By Mel Watkins
Progressive Economics Forun
February 10th, 2012
Empires vary: of conquest, of settlement, of trade; contiguous and maritime. Empires abound: a long list, longer even than many books on empire admit to.
Wikipedia lists over 200 empires from the Akkadian Empire of Sargon the Great in the 24th century BCE to today’s American Empire. In terms of territory the largest are the Achaemenid, the Han and the Roman in ancient times, the Mongol and the Yuan Dynasty in medieval times, and the British, the Russian, the Spanish, the Qing and the French in modern times.

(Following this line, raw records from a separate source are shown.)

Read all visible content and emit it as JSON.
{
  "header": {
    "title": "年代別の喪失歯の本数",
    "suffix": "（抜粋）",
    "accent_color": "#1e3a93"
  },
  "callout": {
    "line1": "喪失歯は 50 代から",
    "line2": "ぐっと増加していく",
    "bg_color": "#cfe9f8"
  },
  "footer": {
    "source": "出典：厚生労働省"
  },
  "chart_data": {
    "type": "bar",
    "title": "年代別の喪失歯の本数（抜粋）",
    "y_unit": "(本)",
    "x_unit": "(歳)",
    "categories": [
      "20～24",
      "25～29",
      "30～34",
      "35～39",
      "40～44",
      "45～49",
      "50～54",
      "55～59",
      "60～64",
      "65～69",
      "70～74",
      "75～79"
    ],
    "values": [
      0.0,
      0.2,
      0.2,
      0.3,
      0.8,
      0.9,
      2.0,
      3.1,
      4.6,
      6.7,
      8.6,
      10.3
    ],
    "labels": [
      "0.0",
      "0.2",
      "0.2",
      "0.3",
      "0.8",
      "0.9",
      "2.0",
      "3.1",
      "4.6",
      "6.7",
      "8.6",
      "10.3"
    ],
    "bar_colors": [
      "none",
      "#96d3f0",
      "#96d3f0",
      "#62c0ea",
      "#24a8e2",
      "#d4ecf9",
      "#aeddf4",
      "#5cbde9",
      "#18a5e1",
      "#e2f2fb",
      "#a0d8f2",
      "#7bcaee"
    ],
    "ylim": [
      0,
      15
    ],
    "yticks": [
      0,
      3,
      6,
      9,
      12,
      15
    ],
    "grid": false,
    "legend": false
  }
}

Round up the above with the Incan and the Aztec from the Americas, the Mauryan in India, the Zulu in sub-Saharan Africa. It is evident that empire is a world-wide phenomenon, thriving in diverse cultures over the millenia. The nation-state is no more than a late arrival.
Yet economists still have difficulty with the word “imperialism,” and insist that trade is based on comparative advantage among independent countries. The real world is one riddled with asymmetries of power – that being inherent to empire- where politcal economy, precisely because of its explicit recognition of power, trumps orthodox ecoomics with its a-political methodology.
In fact, the rationale for empire is typically to monopolize trade. “Trade theory,” built on Ricardo’s two-country model – which pervades introductory economics textbooks – misleads students, and their professors, and needs to be rethought. Ricardo’s two countries, England and Portugal, were. as we all know, both imperial centres. Yet orthodox economics deems that irrelevant.